Au final la lumière de la trachée (plus simplement
l’intérieur du tuyau) est plus ou moins obstruée limitant l’arrivée d’air. Les
conséquences de cet état s’exacerbent lors de l’augmentation des besoins
nécessaires au fonctionnement des muscles du vol.

Pour
la colonie
L’atteinte
des abeilles adultes sera à l’origine d’une dépopulation, d’un manque
d’abeilles butineuses.
L’augmentation du seuil d’infestation va être à l’origine
de symptômes peu spécifiques qui peuvent tout aussi bien être attribués à la
nosémose : mortalité d’abeilles, abeilles marchant sur le sol incapables
de voler, abeilles accrochées aux brins d’herbe, traces de diarrhées ou plus
exactement déjection des abeilles devant la ruche. Ici, il ne s’agit pas d’un
désordre digestif. L’incapacité de voler conduit les abeilles à excréter devant
la ruche au lieu de d’excréter en vol ce qui est la normalité. La présence d’ailes
en position dissymétrique, c’est-à-dire non parallèles au corps est notée comme
un signe de l’acariose, mais sans grande certitude.
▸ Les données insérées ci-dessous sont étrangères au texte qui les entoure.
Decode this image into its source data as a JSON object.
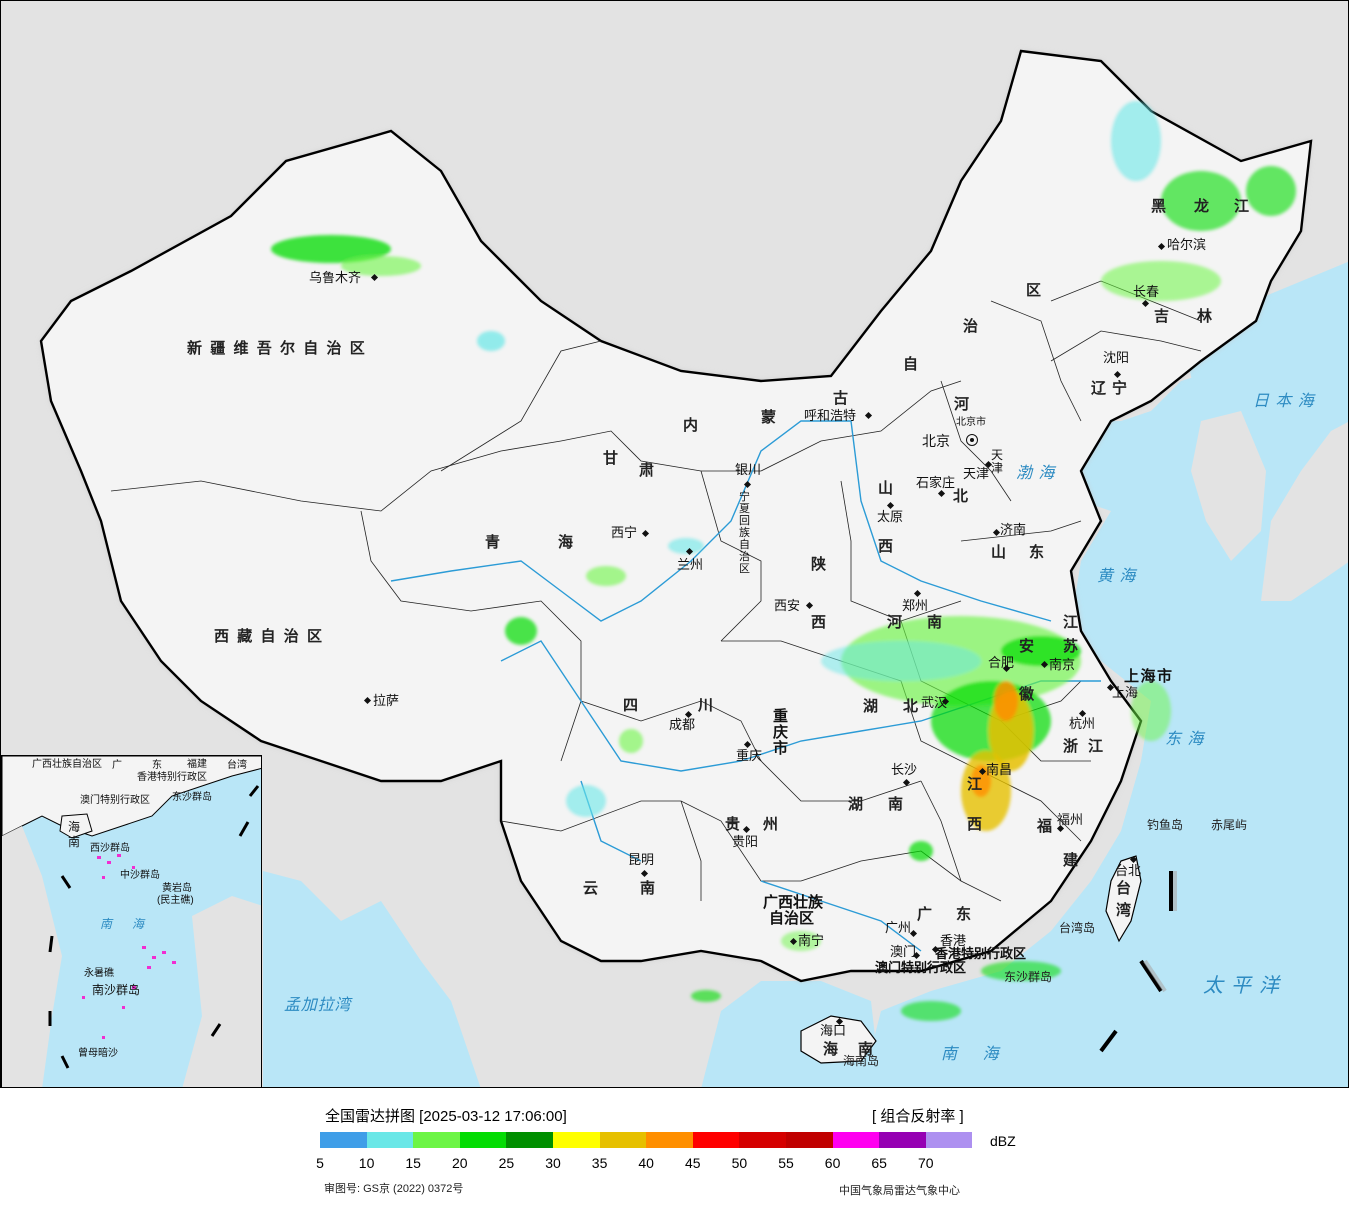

L’acariose de trachées est elle
maladie grave ?
Le fait
que l’acariose des trachées ait été classée maladie réputée contagieuse
jusqu’en 2006 est une preuve que cette parasitose a eu un caractère gravissime,
à l’origine de pertes de colonies conséquentes. Actuellement peu de cas
(symptômes pouvant faire penser à l’acariose) sont relevés par les apiculteurs
et peu de cas sont diagnostiqués par les laboratoires. Heureusement d’ailleurs
car les moyens efficace de lutte sont quasi inexistants. Il y a plusieurs
années l’utilisation du papier Folbex (chlorbenzilate) puis du Folbex VA
(bromopropylate) était possible. Ces médicaments ont été retirés du marché. Le
menthol, l’amitraze sont proposés mais sans autorisation et sans certitude
d’une efficacité correcte.
Alors jouons sur le
fait que l’acariose des trachées disparaît lorsque :
-
les conditions météorologiques
favorables arrêtent le confinement des abeilles donc limitent le passage du
parasite d’une abeille à l’autre,
-
le développement d’une miellée
intense limite le nombre de jeunes abeilles en raison du blocage de ponte,
-
la forte activité de butinage entraîne
la mort des abeilles butineuses avant la fin du cycle évolutif du parasite
limitant ainsi la contamination entre abeilles.